Моя мать умерла, и дома больше не было никого, кто говорил бы со мной о религиозных вещах. Мой отец — человек честный, порядочный и внимательный к своим делам, но столь же равнодушный к иному миру, как если бы его не существовало. Мой младший брат, полагаю, в некоторой степени благочестив, но он робок и замкнут. Осталась только моя сестра. Алина покинула пансион около шести месяцев назад. Она почти на десять лет моложе меня и поразительно похожа на мою мать. У нее та же доброта сердца и тот же тон благочестия, одновременно пылкого и разумного, который я всегда любил и которым восхищался в своей матери. Я был разлучен с сестрой много лет, и когда я встретил ее снова, я был поражен этим сходством и сразу же проникся к ней такой привязанностью и уважением, что сам удивился.

Как только Алина вернулась домой, облик всего изменился: дом стал более привлекательным. Я, конечно, не хочу возлагать никакой вины на отца — я слишком люблю и уважаю его для этого, — но вы знаете так же хорошо, как и я, что дом не может быть таким, каким должен быть, если в нем нет женщины, которая бы им управляла. Арабский поэт говорит, что хозяйка дома — его душа, и он прав. После смерти матери дом стал мрачным, но произошла заметная перемена, когда вернулась Алина. Казалось, будто мать вернулась после долгого отсутствия, чтобы снова распространить вокруг себя жизнерадостность, порядок и благочестие.

Но руководство домашними делами и ее обязательства перед обществом не заполняли все время Алины. Подобно той, чьим живым образом она была, она стремилась расширить свои знания. До ее возвращения мой отец выписал ту жалкую газету, которая является восторгом неверующего или тех, кто хочет прослыть таковыми. Алина иногда читала ее, но она ей не нравилась, как вы можете себе представить. Она поделилась со мной своими впечатлениями, но я не скрыл от нее своего сочувствия к ее нерелигиозным взглядам.

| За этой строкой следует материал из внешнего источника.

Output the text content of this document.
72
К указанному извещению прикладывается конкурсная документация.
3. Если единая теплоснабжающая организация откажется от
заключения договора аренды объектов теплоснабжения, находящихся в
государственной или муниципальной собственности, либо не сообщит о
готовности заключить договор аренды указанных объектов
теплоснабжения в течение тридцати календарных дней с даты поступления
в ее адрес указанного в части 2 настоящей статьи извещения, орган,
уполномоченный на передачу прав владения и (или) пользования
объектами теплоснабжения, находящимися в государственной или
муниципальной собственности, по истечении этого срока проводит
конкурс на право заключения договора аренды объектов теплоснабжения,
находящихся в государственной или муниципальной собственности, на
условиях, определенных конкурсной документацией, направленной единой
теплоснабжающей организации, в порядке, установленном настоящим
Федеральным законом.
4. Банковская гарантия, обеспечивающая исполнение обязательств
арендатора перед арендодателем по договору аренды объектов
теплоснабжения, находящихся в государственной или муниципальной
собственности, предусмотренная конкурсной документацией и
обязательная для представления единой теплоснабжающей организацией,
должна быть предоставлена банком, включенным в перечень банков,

— Ну, я с этим нисколько не согласна, — сказала она, — и, поскольку мне нравится знать, что происходит, я хотела бы подписаться на газету господина Барнье. Мадам С. давала мне ее почитать некоторое время. Это способная, вдумчивая газета, редактируемая искренним католиком. Вот такая газета мне подходит.

— Тогда закажи, чтобы ее присылали тебе.

— Это было бы нелепо. Девушка не может подписываться на газету.

— Я не вижу другого способа ее получать.

— Прошу прощения, есть. Если бы ты был любезен, ты бы сразу увидел способ.

— И подписаться для тебя!... Я подпишусь на «ризничную газету»?... Это было бы уже слишком; надо мной бы смеялись.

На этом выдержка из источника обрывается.